Be generous with the base layer of tomato sauce.
- Baking pan which will fit your pasta shells
- Bowl to mix filling.
- Grater for mozzarella or food processor
- Pot to make tomato sauce
- Wooden spoon for stirring
- Cutting board
- 1 pound ricotta
- 1/2 pound spinach (well drained – fresh or frozen and minced)
- 1/2 ball mozzarella (shredded)
- 2 egg yolks (If you forget and add the albumen, no biggie. The filling will just be a bit “looser”)
- 1 tsp salt (If you like a lot of salt, add more)
- pinch pepper
- Olive oil
- 1 onion, minced
- 2 cloves, garlic smashed
- 1 ( 2 cups) jar tomato preserves you slaved over last summer (Post on that soon. It’s actually super fun) or passata you can buy at the grocery store or a big can of crushed tomatoes (San Marzano tomatoes are best but regular ones will do)
- 2 tbsp tomato paste
- Salt to taste
- Pepper to taste
- Sprig or a few leaves of basil
Yield: Enough sauce to cover 20 cannelloni and have some to spare.
- Mince the onion.
- Peel and smash the garlic (If you like garlic in your sauce, mince it and cook with the onions)

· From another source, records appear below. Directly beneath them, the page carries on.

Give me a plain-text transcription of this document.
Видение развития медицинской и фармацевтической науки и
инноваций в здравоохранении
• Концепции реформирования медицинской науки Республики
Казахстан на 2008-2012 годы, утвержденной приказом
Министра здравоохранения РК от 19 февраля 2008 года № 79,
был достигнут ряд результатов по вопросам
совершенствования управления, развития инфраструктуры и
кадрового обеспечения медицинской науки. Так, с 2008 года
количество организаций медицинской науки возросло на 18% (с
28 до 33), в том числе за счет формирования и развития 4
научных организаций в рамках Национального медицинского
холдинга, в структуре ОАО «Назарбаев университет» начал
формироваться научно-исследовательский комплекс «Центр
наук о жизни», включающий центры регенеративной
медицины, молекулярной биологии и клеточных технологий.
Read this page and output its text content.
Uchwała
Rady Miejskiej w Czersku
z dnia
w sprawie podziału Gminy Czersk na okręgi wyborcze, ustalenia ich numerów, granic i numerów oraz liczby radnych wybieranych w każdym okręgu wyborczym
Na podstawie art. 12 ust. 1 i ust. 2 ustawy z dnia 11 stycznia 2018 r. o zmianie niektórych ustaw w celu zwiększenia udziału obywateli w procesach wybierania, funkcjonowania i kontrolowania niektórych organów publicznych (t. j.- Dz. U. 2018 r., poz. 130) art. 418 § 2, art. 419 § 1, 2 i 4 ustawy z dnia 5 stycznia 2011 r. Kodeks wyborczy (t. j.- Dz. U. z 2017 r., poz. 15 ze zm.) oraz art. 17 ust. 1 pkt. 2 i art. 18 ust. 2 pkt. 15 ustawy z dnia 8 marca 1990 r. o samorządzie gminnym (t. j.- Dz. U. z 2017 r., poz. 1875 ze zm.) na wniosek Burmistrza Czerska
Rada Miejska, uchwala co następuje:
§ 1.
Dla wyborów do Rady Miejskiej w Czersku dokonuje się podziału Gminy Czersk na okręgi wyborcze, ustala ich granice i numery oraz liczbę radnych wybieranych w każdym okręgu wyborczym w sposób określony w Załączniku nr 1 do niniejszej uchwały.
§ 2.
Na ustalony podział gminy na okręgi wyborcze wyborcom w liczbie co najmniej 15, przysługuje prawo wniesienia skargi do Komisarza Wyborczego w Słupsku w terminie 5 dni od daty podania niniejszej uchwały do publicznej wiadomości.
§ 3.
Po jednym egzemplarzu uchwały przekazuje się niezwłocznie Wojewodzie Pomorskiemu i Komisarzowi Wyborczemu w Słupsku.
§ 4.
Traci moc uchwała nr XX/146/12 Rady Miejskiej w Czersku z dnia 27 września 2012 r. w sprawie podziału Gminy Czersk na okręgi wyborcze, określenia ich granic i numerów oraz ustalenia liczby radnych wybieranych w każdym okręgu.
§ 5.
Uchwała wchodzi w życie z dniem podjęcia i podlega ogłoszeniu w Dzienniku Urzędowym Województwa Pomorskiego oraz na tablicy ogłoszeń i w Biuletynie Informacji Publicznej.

- Heat olive oil in the pan til warm
- Dump the onion and garlic in the olive oil and hear the sizzle. Allow them both to cook for about 3 minutes. I fish the hunks of garlic out.
- Then pour in the jar of tomato preserves or passata or a big can of crushed tomatoes (San Marzano tomatoes are best but regular ones will do)
- Add half a jar of water
- Let the sauce cook over medium heat. It will bubble and make a mess on your stove, which is how it should be with all those stubborn little splashes of tomato sauce EVERYWHERE, little reminders of your prowess in the kitchen.
- Keep cooking the sauce, stirring every few minutes, until it thickens. At least 30 minutes, maybe longer.
- Add basil leaves and season with salt and pepper and give it a taste. Keep seasoning until you like it.
Putting it all together:
- Have your tomato sauce ready and waiting on the side.
- Mix the ingredients for the spinach and cheese filling together.
- Stuff the tubes. Easiest to do this with a piping bag or a freezer bag with one corner snipped off. Fill the bag with cheese. Squeeze the cheese out of the lopped off corner.
- Once the pasta tubes are stuffed, lay them on a tray or sheet.
- Pour some sauce to cover the bottom of your baking pan.
- Arrange the stuffed tubes in your baking pan.
- Once the tubes are snug, pour some more tomato sauce over top, making sure to get a bit between each cannelloni and some sauce along the sides of the pan as well.
- Top with grated parmesan or romano cheese or both so that it can melt into umami goodness on top.
- Bake in the oven for about 30 minutes until they are soft and “fork-able”.
Welcome to Momma P’s Spinach Cheese Cannelloni!